Tiredness is a symptom that no one wants in their lives. A survey showed that nearly two out of three women in the UK wake up feeling tired despite good sleep. And in most of these, it affects their daily activities. Menstrual times worsen it. Here are five ways to overcome it.
Tiredness and women in the UK
There are many people in the world who feel tired despite sleeping at night. They wake up in the morning after sleep but continue to feel sleepy throughout the day. This tired feeling affects their daily routines.
A YouGov survey showed that two-thirds of women in the UK feel tired. Whereas only half of men feel so in the morning. And 81% of these women have such severe fatigue that it affects their day to day work chores. They are unable to carry their duties well due to this. The problems worsen during menstruation.
Essity survey revealed that 69% of women have disturbed sleep during their periods. British women lose on an average of five months of sleep in their lifetime due to menstrual sleep disturbances.
How to tackle fatigue?
Consultant dietitian Jenaed Brodell explains five ways to overcome fatigue and enjoy life.
Do movements and exercises daily
Exercises can help one to overcome tiredness. Keeping active has other health benefits too. It can improve concentration, lead to release of happy endorphins and hormones and downregulating stress. Jenaed says:
“Find the form of exercise that you enjoy the most so you’re more likely to stick with it and reap all the benefits,”
Find time for self
This is a must. It might sound difficult with a family. But it will do a lot of good to you and hence your family indirectly too. When tiredness is at its peak such as with periods, this time for yourself is more important.
Even ten minutes in the morning can make you feel good and energized. Jenaed elaborates:
“Whether it’s meditation, journalling or perhaps reading a book, find what makes you feel your best,”
Good sleep habits
A person lies down at night but not fall asleep due to various reasons. Try to avoid this be following steps:
-Try to not have screen time in the last half an hour before sleep.
-avoid alcohol close to sleep time.
-avoid stimulating drinks prior to sleep.
Jenaed says:
“Our circadian rhythm loves routine, so keeping to the same sleeping schedule can help you feel more energised during the day and make you sleepy in the evening, preparing you for a deep and refreshing sleep, giving you a spring in your step the following morning,”
Use caffeinated drinks properly
Caffeine, in many, helps to improve alertness and focus. But have it just before the work that needs the most concentration. Avoid these drinks before sleep. Have it in earlier parts of the day.
Caffeine is a stimulant and will not allow you to sleep soon. Moreover, it has a diuretic action. That means even if you fall asleep you will be woken in between to pass urine.
Have a balanced and wholesome diet
Foods should be adequate and healthy for proper sleep and hence for energy the next day morning. Certain foods can enhance sleep. Try to incorporate them in your diet. Increase intake of magnesium and vitamin B complex foods in your diet.
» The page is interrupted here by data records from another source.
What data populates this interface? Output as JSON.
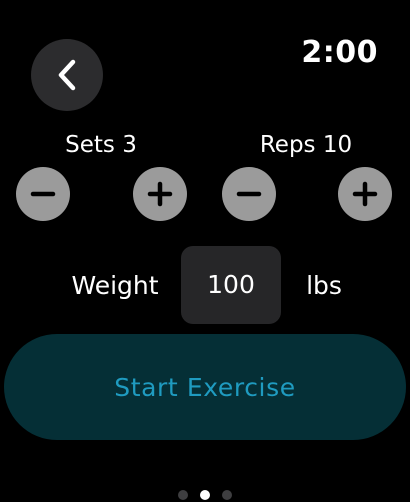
{
  "header": {
    "time": "2:00",
    "back_icon": "chevron-left-icon"
  },
  "sets": {
    "label": "Sets 3",
    "value": 3,
    "decrement_icon": "minus-icon",
    "increment_icon": "plus-icon"
  },
  "reps": {
    "label": "Reps 10",
    "value": 10,
    "decrement_icon": "minus-icon",
    "increment_icon": "plus-icon"
  },
  "weight": {
    "label": "Weight",
    "value": "100",
    "unit": "lbs"
  },
  "start_button": {
    "label": "Start Exercise"
  },
  "page_indicator": {
    "total": 3,
    "current": 2
  },
  "colors": {
    "background": "#000000",
    "button_gray": "#9b9b9b",
    "field_background": "#262628",
    "start_background": "#052f36",
    "start_text": "#1f9bc0"
  }
}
These increase concentration of melatonin which induces a good night’s sleep.
Read here: A new German study states that intermittent fasting elevates mood and reduces fatigue
Green leaves have a lot of magnesium. And B complex vitamins are found in fish, eggs, legumes etc. Have them in ample in your daily diet. Jenaed adds:
“Where energy is the issue, it’s better to eat small meals and snacks every few hours than three large meals a day,”
Despite above corrective measures, if you still feel tired, see your GP to rule out underlying causes of it.